More change in the 2007
Physician fee schedule.
Physicians' reimbursement for casting and splinting supplies is safe for another year.
Last year, the Centers for Medicare & Medicaid Services (CMS) said it wanted to include these supplies in the practice-expense payments, and stop paying for them separately. But CMS says it ended up delaying that proposal for one year because it didn't have enough data on the costs of these items.
Now, in its 2007 proposed
fee schedule, CMS says it's canceling the proposal altogether, because you use casts and splints for procedures other than fracture care. Also, in the new fee schedule proposal, CMS tackles:
· Medical nutrition therapy (MNT). CMS has decided to add work RVUs to MNT codes 97802-97804, ranging from 0.25 RVUs to 0.45 RVUs. The American Dietetic Association had asked for RVUs based on 99203 and 99213, or 1.34 and 0.67 respectively. CMS also will create two new codes, G0270 and G0271, for MNT services after the second referral within the same year.
· Osmolar Contrast Material (OCM). Because you can bill separately for both high and low OCM, CMS is deleting both types from the practice expense database.
· Geographic Adjustment Factor (GAF). If you're in Montana, North or South Dakota, or Wyoming, you could see your payments drop next year.
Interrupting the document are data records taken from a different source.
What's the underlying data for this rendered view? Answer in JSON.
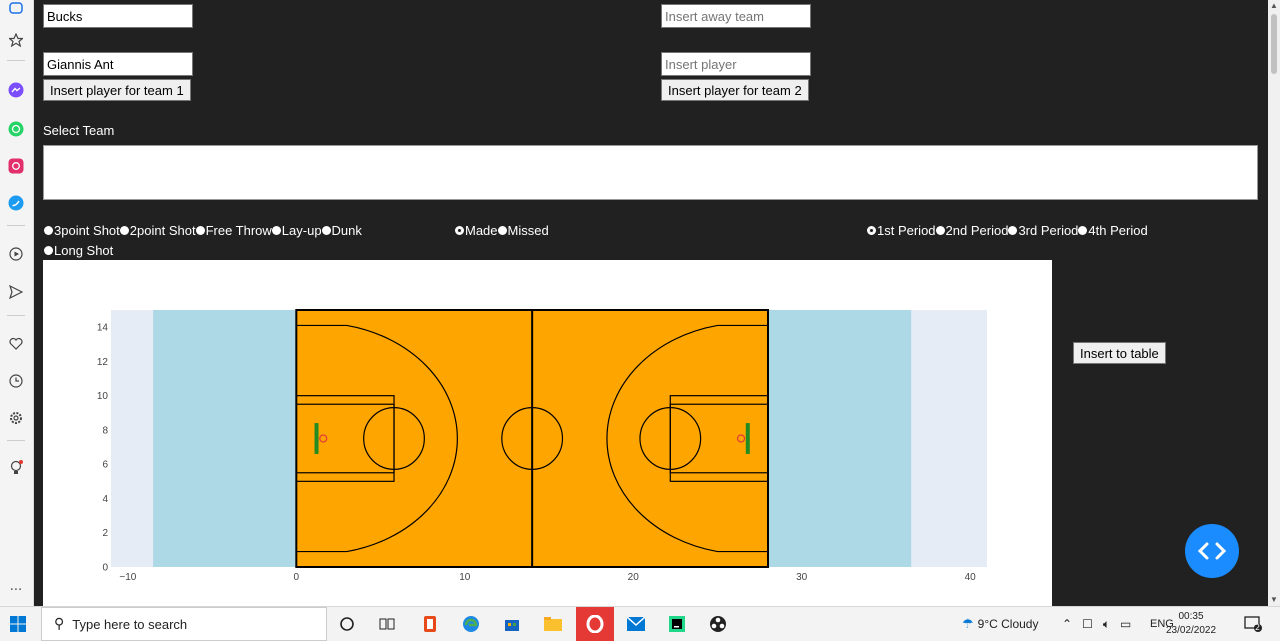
{
  "team1": {
    "team_value": "Bucks",
    "player_value": "Giannis Ant",
    "insert_button": "Insert player for team 1"
  },
  "team2": {
    "team_placeholder": "Insert away team",
    "player_placeholder": "Insert player",
    "insert_button": "Insert player for team 2"
  },
  "select_team_label": "Select Team",
  "shot_types": [
    "3point Shot",
    "2point Shot",
    "Free Throw",
    "Lay-up",
    "Dunk",
    "Long Shot"
  ],
  "outcomes": [
    "Made",
    "Missed"
  ],
  "outcome_selected": "Made",
  "periods": [
    "1st Period",
    "2nd Period",
    "3rd Period",
    "4th Period"
  ],
  "period_selected": "1st Period",
  "insert_table_button": "Insert to table",
  "fab_icon": "code-icon",
  "chart_data": {
    "type": "scatter",
    "description_none": "",
    "x_ticks": [
      "−10",
      "0",
      "10",
      "20",
      "30",
      "40"
    ],
    "y_ticks": [
      "0",
      "2",
      "4",
      "6",
      "8",
      "10",
      "12",
      "14"
    ],
    "xlim": [
      -11,
      41
    ],
    "ylim": [
      0,
      15
    ],
    "court_color": "#ffa500",
    "outside_color": "#add8e6",
    "plot_bg": "#e5ecf6"
  },
  "os_sidebar_icons": [
    "app-icon",
    "star-icon",
    "messenger-icon",
    "whatsapp-icon",
    "instagram-icon",
    "twitter-icon",
    "play-icon",
    "send-icon",
    "heart-icon",
    "clock-icon",
    "settings-icon",
    "bulb-icon",
    "more-icon"
  ],
  "taskbar": {
    "search_placeholder": "Type here to search",
    "weather": "9°C  Cloudy",
    "lang": "ENG",
    "time": "00:35",
    "date": "23/02/2022",
    "notif_count": "2"
  }
}
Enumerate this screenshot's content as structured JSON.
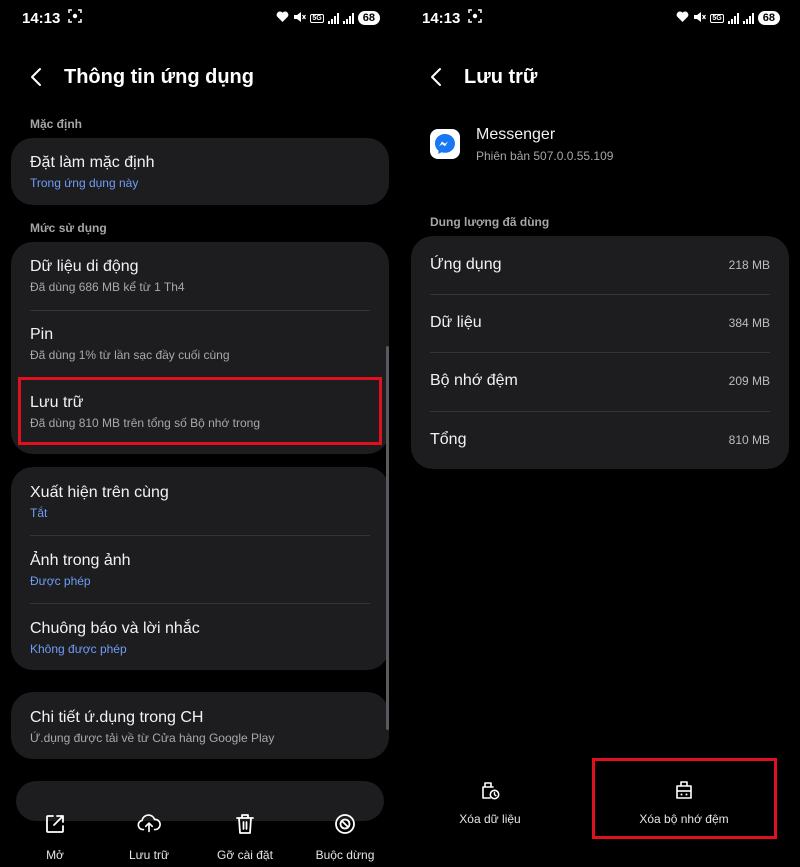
{
  "status": {
    "time": "14:13",
    "battery": "68",
    "network": "5G"
  },
  "left": {
    "title": "Thông tin ứng dụng",
    "section_default": "Mặc định",
    "set_default": {
      "title": "Đặt làm mặc định",
      "subtitle": "Trong ứng dụng này"
    },
    "section_usage": "Mức sử dụng",
    "mobile_data": {
      "title": "Dữ liệu di động",
      "subtitle": "Đã dùng 686 MB kể từ 1 Th4"
    },
    "battery": {
      "title": "Pin",
      "subtitle": "Đã dùng 1% từ lần sạc đầy cuối cùng"
    },
    "storage": {
      "title": "Lưu trữ",
      "subtitle": "Đã dùng 810 MB trên tổng số Bộ nhớ trong"
    },
    "appear_on_top": {
      "title": "Xuất hiện trên cùng",
      "subtitle": "Tắt"
    },
    "pip": {
      "title": "Ảnh trong ảnh",
      "subtitle": "Được phép"
    },
    "alarms": {
      "title": "Chuông báo và lời nhắc",
      "subtitle": "Không được phép"
    },
    "store_details": {
      "title": "Chi tiết ứ.dụng trong CH",
      "subtitle": "Ứ.dụng được tải về từ Cửa hàng Google Play"
    },
    "nav": [
      {
        "label": "Mở",
        "icon": "open-external-icon"
      },
      {
        "label": "Lưu trữ",
        "icon": "cloud-upload-icon"
      },
      {
        "label": "Gỡ cài đặt",
        "icon": "trash-icon"
      },
      {
        "label": "Buộc dừng",
        "icon": "force-stop-icon"
      }
    ]
  },
  "right": {
    "title": "Lưu trữ",
    "app": {
      "name": "Messenger",
      "version": "Phiên bản 507.0.0.55.109",
      "icon": "messenger-icon"
    },
    "section_used": "Dung lượng đã dùng",
    "storage_rows": [
      {
        "label": "Ứng dụng",
        "value": "218 MB"
      },
      {
        "label": "Dữ liệu",
        "value": "384 MB"
      },
      {
        "label": "Bộ nhớ đệm",
        "value": "209 MB"
      },
      {
        "label": "Tổng",
        "value": "810 MB"
      }
    ],
    "actions": [
      {
        "label": "Xóa dữ liệu",
        "icon": "clear-data-icon"
      },
      {
        "label": "Xóa bộ nhớ đệm",
        "icon": "clear-cache-icon"
      }
    ]
  },
  "colors": {
    "background": "#000000",
    "card": "#1d1d20",
    "accent_blue": "#6f9df5",
    "highlight_red": "#e0111e"
  }
}
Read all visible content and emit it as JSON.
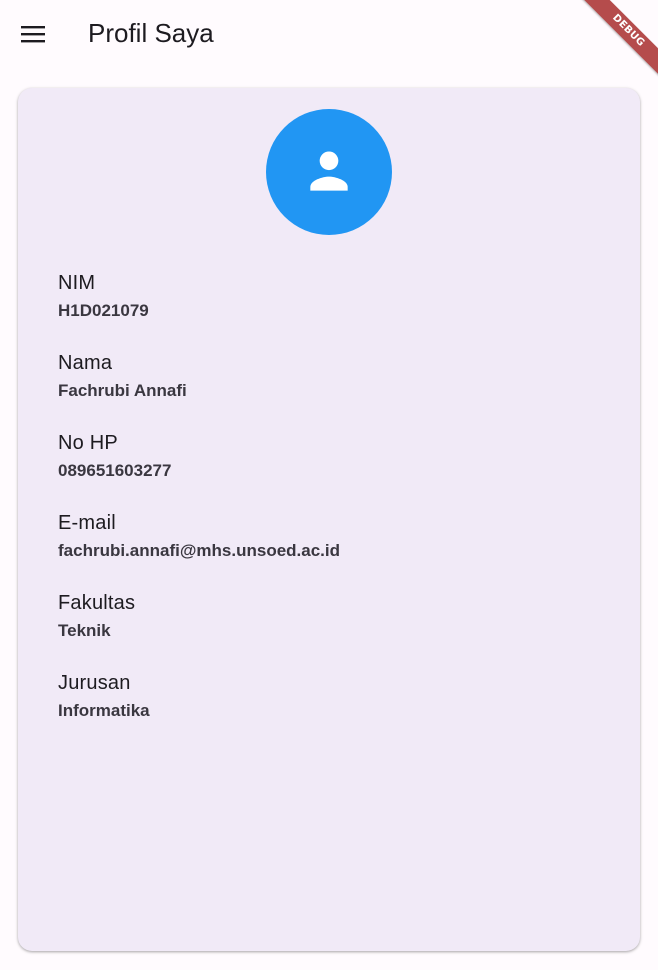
{
  "appbar": {
    "title": "Profil Saya",
    "menu_icon": "menu-icon",
    "debug_label": "DEBUG"
  },
  "profile": {
    "avatar_icon": "person-icon",
    "avatar_color": "#2196f3",
    "fields": [
      {
        "label": "NIM",
        "value": "H1D021079"
      },
      {
        "label": "Nama",
        "value": "Fachrubi Annafi"
      },
      {
        "label": "No HP",
        "value": "089651603277"
      },
      {
        "label": "E-mail",
        "value": "fachrubi.annafi@mhs.unsoed.ac.id"
      },
      {
        "label": "Fakultas",
        "value": "Teknik"
      },
      {
        "label": "Jurusan",
        "value": "Informatika"
      }
    ]
  }
}
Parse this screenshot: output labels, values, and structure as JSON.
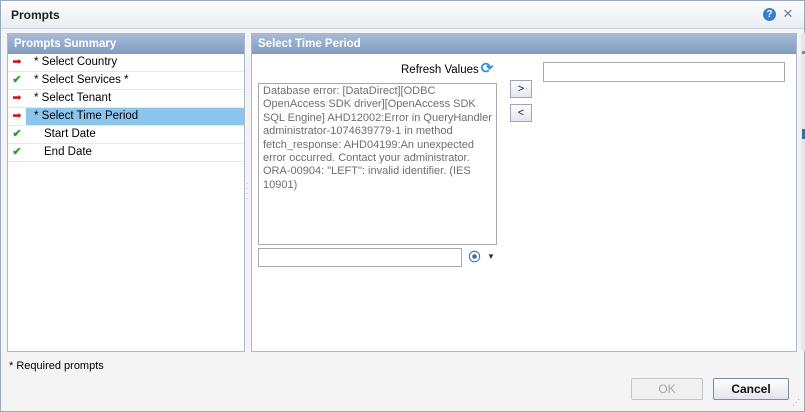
{
  "dialog": {
    "title": "Prompts",
    "help_icon": "help-icon",
    "close_icon": "close-icon"
  },
  "summary": {
    "header": "Prompts Summary",
    "items": [
      {
        "label": "* Select Country",
        "status": "arrow",
        "selected": false
      },
      {
        "label": "* Select Services *",
        "status": "check",
        "selected": false
      },
      {
        "label": "* Select Tenant",
        "status": "arrow",
        "selected": false
      },
      {
        "label": "* Select Time Period",
        "status": "arrow",
        "selected": true
      },
      {
        "label": "Start Date",
        "status": "check",
        "selected": false
      },
      {
        "label": "End Date",
        "status": "check",
        "selected": false
      }
    ]
  },
  "detail": {
    "header": "Select Time Period",
    "refresh_label": "Refresh Values",
    "refresh_icon": "refresh-icon",
    "values_text": "Database error: [DataDirect][ODBC OpenAccess SDK driver][OpenAccess SDK SQL Engine] AHD12002:Error in QueryHandler administrator-1074639779-1 in method fetch_response: AHD04199:An unexpected error occurred. Contact your administrator. ORA-00904: \"LEFT\": invalid identifier. (IES 10901)",
    "add_button": ">",
    "remove_button": "<",
    "search_value": "",
    "selected_value": "",
    "search_icon": "binoculars-icon",
    "search_options_icon": "chevron-down-icon"
  },
  "footer": {
    "required_note": "* Required prompts",
    "ok_label": "OK",
    "cancel_label": "Cancel"
  },
  "colors": {
    "header_blue": "#8fa8cc",
    "selected_row": "#8cc6ef",
    "arrow_red": "#cc1a1a",
    "check_green": "#2c9a2c"
  }
}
Medicare uses a complex formula to adjust your payments based on local costs in your area. But Congress had imposed a "floor" that ensured that areas with below-average costs wouldn't lose money as a result. That "floor" is going away on January 1, and many rural areas will see their payments adjusted downwards as a result.
· Brachytherapy. CMS will give brachytherapy codes 77781-77784 global periods of "XXX" to allow you to bill separately for each session of treatment. But CMS will lower the work RVUs for those codes to reflect that you can bill separately for a post-operative visit.
· Screening tests. Starting in January, Medicare will cover a one-time ultrasound screening for abdominal aortic aneurysms (AAA), along with the "Welcome to Medicare" exam. Patients should be male, between 65 and 75, and have a family history of AAA or a personal history of smoking. CMS will create a new "G" code with the same values as ultrasound code 76775. Separately, CMS announced the Part B deductible won't apply to colorectal screening tests. Right now, only about half the patients who are eligible for sigmoidoscopy or colonoscopy have those tests, and CMS will be making a big push to increase that number, administrator Mark McClellan told reporters.